Allah'ın tüm yaratıkları üzerinde tabiî hü­kümran ve yönetici olduğunu, kâinatın İçe­risindeki her şeyin O'nun emir ve kanunla­rına itaat ettiğini, tüm kâinatın çalışmasın­da bunun tabiî ve görünür olduğunu gör­müştük. Bunun bir sonucu olarak yasal hâkimiyetin de O'na ait olması gereklidir. Kur­an Allah'ın kanunî hâkimiyeti üzerinde ıs­rarla durarak, bu gerçeği şu sözlerle ifade eder; "Hüküm yalnız Allah'ındır. O kendi­sinden başkasına kulluk etmemenizi emret­miştir." (12: 40). "Rabbinizden size indirile­ne uyunuz, O'ndan başka (öyle isimlendiri­len) velilere (dostlara, koruyuculara, yardım­cılara) uymayın..." (7: 3). Allah'ın kuralları­na ya da kanunlarına uymayanlar kâfirler ve zalimlerdir. (5: 44-45). Ayetler Allah'a inan­mayı, O'nun hakikatte hükümran olduğu ka­dar yürürlüktehükümrânkabul etmeyi gerek­li kılmaktadır. Hukukî olduğu kadar siyasî, yasama ve yargısal olduğu kadar da yürüt­meye ait tüm otorite Allah'a has kılınmıştır. Bu şekliyle Allah'a inanmayan ya da O'nun kudretinden herhangi bir şüpheye düşen an­cak ve ancak bir kâfirdir.
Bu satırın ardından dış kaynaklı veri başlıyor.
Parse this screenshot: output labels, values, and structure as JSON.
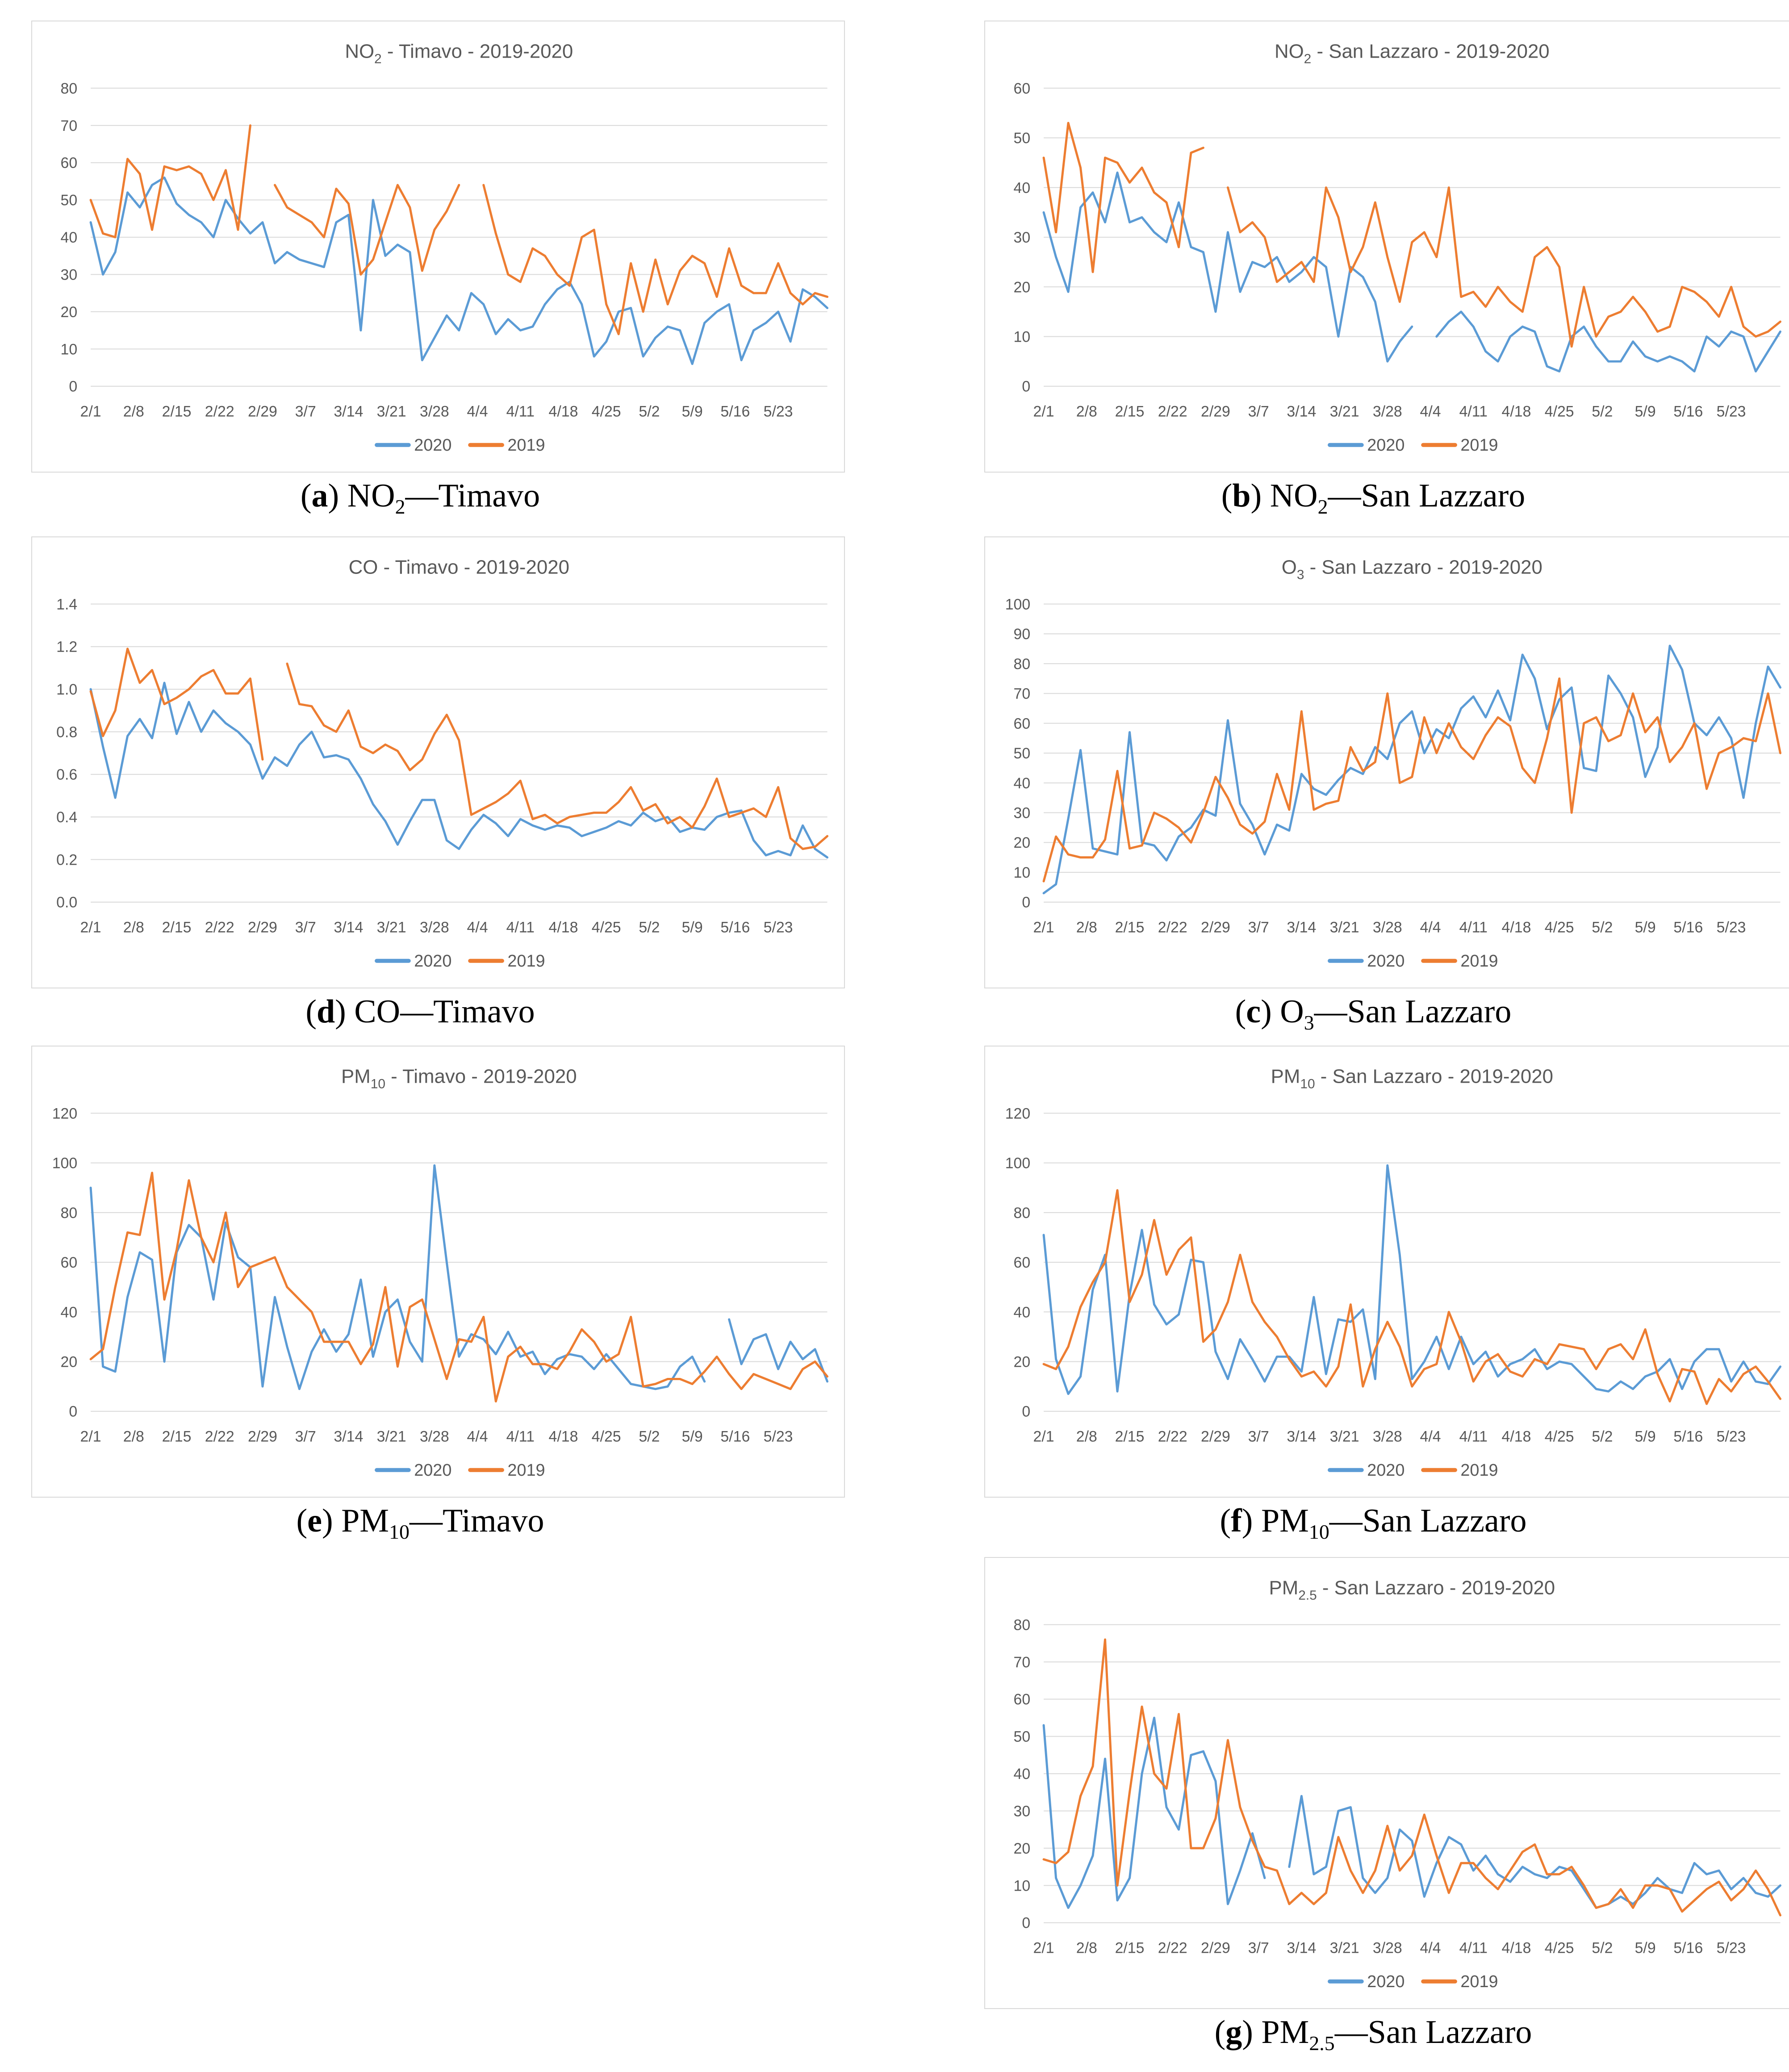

Nitekim siyasî ve hukukî hâkimiyet sadece ve sadece Allah'a has bir yetkidir, hiç kimse O'nunla birlikte bu yetkiyi paylaşamaz. Bu hükümranlık anlayışı İslâm Hukukî ve Siyasî sisteminin vazgeçilmez prensiplerindendir; en kutsal ve uzlaşmaların ötesinde kabul edilir. Allah'ın hükümranlığını hukukî ve siyasî platformda tanıyıp ilân etmedikçe; her ka­yıt ve şart altında emirlerine itaat edilmesi gereken En Yüce Güç' olarak Allah'ı kabul etmedikçe ve kendisini şu sözlerle O'nun ita­atine adamadıkça "Allah'tan başka hüküm­ran yoktur ve O'ndan başkası tarafından ve­rilen emirler itaat edilmeye değmezler."; ya da diğer bir âlimin sözleriyle: "Emretme, Sırf Allah'a mahsus bir hak olduğundan, O'nun dışında hiç kimse emir verme selahiyetine sa­hip değildir." diyemedikçe hiçbir devlet ger­çekte İslâmî olamaz. Bütün müslümânlar bu hususta hemfikirdir. (Ebu'1-Âla Mevdudî, 'The Meaning Of The Our'an, cilt 4, s. 8-9).